EvidenceProf Blog

Editor: Colin Miller
Univ. of South Carolina School of Law

Thursday, February 7, 2008

Survivor: Rhode Island -- First Circuit Upholds Richard Hatch's Convictions Based In Part On Expert Testimony Ruling

The First Circuit Court of Appeals has upheld the tax and fraud convictions of Richard Hatch, the first winner of CBS' "Survivor," finding, inter alia, that the trial court properly allowed an IRS agent to provide expert testimony about the proper tax consequences of a transaction. See United States v. Hatch, 2008 WL 274037 (1st Cir. 2008).  In 2005, Hatch was indicted in Rhode Island for related tax and fraud crimes such as tax evasion based upon, inter alia, filing a "tax return for the year 2000 in which he falsely stated that he had negative income and was owed a $4,483 refund, and that he willfully failed to declare three sources of income: (a) the over one million dollars he won on “Survivor;” (b) $18,708 in rental income from property he owned in Newport, Rhode Island; and (c) $25,000 in charitable donations diverted to his own use." at *1.

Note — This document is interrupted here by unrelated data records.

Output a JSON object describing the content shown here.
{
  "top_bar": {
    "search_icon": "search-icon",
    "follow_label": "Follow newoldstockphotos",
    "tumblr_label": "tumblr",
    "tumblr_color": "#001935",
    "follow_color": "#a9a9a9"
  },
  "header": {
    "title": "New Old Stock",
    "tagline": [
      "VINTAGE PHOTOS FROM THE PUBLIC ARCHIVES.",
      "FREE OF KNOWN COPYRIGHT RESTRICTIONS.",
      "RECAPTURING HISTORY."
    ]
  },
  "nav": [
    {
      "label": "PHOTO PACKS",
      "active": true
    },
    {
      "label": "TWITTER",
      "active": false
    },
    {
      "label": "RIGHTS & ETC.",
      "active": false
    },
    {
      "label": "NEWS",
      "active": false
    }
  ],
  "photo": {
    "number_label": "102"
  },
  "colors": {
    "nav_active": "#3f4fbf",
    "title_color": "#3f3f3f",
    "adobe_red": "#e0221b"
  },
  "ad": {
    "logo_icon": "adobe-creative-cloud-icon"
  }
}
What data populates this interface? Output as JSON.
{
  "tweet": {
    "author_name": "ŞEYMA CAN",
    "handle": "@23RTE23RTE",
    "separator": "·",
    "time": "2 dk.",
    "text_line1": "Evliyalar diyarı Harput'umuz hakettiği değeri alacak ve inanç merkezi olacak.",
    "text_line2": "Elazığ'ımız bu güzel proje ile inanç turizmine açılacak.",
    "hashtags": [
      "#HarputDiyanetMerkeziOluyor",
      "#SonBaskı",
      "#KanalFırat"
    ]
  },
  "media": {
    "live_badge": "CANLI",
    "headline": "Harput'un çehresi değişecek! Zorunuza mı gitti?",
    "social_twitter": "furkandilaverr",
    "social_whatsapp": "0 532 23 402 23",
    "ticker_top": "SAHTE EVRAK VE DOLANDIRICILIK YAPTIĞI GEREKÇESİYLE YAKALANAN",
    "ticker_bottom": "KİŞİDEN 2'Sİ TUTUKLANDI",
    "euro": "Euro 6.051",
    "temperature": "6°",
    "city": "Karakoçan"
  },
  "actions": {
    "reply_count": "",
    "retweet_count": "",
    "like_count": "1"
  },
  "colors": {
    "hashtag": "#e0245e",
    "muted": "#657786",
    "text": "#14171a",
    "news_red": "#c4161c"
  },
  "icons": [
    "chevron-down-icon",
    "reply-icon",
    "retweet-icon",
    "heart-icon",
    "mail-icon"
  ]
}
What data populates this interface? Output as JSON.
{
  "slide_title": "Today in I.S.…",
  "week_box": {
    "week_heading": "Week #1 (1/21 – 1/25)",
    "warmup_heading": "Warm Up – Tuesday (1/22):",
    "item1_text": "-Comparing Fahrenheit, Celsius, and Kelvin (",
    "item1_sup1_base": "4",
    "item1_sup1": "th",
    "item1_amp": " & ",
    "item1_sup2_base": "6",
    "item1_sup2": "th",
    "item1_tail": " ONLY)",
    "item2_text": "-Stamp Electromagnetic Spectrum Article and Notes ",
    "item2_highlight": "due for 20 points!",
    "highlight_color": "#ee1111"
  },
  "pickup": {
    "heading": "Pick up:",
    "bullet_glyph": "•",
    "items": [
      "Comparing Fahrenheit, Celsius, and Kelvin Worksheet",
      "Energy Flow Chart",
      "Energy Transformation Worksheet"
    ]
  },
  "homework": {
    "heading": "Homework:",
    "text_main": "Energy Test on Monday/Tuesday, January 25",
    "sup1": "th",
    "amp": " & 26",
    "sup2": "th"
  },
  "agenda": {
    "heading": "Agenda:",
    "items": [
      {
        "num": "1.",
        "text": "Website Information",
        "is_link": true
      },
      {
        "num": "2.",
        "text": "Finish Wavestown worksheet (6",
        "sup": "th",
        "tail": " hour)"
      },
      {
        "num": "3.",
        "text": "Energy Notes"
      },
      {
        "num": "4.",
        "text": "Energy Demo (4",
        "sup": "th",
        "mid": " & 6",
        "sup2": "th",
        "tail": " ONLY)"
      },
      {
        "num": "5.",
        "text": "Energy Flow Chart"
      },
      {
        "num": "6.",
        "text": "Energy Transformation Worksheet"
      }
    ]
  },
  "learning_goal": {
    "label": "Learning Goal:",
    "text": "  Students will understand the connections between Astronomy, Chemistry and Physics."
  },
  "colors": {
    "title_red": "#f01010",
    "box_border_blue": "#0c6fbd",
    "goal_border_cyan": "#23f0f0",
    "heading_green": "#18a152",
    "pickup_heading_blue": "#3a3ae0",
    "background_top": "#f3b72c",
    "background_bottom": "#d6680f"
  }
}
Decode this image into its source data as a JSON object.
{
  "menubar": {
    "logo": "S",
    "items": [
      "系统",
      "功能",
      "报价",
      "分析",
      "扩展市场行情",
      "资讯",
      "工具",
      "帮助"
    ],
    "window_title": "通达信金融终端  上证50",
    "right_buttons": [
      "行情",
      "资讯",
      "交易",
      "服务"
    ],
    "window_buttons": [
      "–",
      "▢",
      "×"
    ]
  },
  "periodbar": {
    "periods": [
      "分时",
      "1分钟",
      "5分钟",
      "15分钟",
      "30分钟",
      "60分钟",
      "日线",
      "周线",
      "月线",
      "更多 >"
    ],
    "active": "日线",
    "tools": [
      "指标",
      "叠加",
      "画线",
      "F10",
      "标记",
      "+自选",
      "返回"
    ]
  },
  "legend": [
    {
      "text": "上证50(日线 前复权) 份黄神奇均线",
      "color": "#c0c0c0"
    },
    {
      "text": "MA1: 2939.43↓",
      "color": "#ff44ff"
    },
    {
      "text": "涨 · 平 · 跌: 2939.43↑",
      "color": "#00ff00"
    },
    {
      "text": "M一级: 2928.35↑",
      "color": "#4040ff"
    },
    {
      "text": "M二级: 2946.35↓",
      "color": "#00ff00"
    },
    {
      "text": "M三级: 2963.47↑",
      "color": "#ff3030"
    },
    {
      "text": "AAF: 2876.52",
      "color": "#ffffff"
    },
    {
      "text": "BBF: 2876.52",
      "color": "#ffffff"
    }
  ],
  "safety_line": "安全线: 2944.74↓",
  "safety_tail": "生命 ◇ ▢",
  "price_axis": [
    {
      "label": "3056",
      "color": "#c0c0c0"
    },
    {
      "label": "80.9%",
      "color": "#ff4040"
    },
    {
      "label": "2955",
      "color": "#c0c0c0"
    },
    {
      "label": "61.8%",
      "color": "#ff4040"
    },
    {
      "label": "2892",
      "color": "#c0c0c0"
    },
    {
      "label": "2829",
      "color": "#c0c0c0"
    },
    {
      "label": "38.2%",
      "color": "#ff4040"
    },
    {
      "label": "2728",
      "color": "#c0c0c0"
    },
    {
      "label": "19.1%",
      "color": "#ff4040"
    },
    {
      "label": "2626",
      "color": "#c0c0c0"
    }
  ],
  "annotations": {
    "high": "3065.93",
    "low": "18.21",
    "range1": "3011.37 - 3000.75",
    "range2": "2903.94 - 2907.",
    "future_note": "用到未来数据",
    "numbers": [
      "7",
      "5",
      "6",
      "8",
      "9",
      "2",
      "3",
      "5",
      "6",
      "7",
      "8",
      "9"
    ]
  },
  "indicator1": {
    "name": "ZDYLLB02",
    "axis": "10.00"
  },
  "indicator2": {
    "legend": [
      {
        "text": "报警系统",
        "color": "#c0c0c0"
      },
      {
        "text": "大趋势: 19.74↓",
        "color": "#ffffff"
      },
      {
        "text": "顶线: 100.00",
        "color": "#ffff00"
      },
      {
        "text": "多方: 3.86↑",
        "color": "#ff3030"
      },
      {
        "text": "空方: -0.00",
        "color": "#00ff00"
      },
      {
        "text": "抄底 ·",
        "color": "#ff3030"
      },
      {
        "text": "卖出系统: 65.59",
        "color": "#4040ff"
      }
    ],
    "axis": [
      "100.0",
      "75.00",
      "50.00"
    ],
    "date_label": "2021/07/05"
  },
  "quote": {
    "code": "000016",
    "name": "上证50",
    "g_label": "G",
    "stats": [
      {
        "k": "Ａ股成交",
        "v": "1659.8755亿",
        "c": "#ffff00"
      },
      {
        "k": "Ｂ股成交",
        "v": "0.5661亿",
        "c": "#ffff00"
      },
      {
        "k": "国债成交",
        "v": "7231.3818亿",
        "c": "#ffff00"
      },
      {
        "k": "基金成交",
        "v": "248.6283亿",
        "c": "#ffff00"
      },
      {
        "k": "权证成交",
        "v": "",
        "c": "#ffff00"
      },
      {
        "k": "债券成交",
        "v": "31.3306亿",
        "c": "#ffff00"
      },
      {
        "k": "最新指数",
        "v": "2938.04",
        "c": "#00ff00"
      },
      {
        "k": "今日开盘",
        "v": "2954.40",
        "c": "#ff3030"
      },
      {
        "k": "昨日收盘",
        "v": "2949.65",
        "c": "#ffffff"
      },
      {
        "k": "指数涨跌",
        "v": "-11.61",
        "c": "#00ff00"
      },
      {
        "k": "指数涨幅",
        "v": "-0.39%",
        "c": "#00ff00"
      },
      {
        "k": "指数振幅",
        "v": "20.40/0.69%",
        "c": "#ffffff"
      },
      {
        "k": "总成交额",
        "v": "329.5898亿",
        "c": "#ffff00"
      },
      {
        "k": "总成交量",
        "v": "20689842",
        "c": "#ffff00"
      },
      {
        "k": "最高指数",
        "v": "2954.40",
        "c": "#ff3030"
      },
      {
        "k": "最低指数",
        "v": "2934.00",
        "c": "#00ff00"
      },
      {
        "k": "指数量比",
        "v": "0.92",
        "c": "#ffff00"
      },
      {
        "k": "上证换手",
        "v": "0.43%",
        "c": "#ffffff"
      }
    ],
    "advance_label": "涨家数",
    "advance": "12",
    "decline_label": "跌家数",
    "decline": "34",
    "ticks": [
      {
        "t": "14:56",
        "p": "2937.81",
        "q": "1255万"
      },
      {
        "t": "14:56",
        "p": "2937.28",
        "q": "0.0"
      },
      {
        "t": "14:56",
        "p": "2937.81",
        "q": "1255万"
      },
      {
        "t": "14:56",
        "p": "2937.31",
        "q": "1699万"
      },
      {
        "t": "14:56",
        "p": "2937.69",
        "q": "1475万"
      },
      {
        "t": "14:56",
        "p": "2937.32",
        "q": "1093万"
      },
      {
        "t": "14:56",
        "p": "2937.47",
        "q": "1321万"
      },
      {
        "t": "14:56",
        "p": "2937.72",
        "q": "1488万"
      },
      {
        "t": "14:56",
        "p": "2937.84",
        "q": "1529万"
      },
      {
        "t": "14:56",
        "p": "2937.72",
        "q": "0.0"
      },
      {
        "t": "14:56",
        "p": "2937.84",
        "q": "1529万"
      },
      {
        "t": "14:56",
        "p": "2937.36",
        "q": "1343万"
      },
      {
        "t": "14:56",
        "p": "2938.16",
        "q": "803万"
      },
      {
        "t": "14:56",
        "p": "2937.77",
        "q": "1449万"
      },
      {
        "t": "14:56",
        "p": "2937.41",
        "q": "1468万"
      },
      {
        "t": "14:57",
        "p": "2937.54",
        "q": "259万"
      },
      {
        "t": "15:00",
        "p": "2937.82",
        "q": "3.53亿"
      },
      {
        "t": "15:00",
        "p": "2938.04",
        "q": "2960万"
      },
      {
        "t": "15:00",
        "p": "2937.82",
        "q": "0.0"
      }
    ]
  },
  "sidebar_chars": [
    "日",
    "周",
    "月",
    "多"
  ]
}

During a pre-trial hearing, the prosecution indicated that it wanted to call IRS agent Michael Pleshaw to testify that if the above listed sums "omitted from the tax returns had been included, substantial tax would be owed," an element needed to prove tax evasion. Id. at *18.  There apparently was some dispute as to whether Pleshaw would be testifying as a fact witness or an expert witness, and the prosecution did not qualify Pleshaw as an expert witness. Id.  The record revealed, however, that while the trial judge invited defense counsel to file a motion for a Daubert hearing to determine whether Pleshaw needed to be qualified as an expert witness, defense counsel failed to file such a motion. Id. at *19.  Pleshaw  subsequently testified at trial, leading to Hatch's convictions. 

On appeal, Hatch claimed, inter alia, that the trial court improperly allowed Pleshaw to provide expert testimony. Id.  The First Circuit rejected this argument, noting that defense counsel failed to file a motion for a Daubert hearing, despite the trial judge's invitation. Id.  The court further found that if defense counsel would have asked for such a hearing, the trial judge would have qualified Pleshaw as an expert witness in conformity with precedent allowing IRS agents to provide expert testimony as to the proper tax consequences of transactions. Id.   

This conclusion seems correct to me because IRS agents have specialized knowledge about taxes that would be helpful to the trier of fact.  Indeed, my review of case law across the country reveals that several courts have all came to the same conclusion as the First Circuit. See, e.g., United States v. Pree, 48 F.3d 855, 869-70 (7th Cir. 2005); United States v. Mohney, 949 F.2d 1397, 1406-07 (6th Cir. 1999).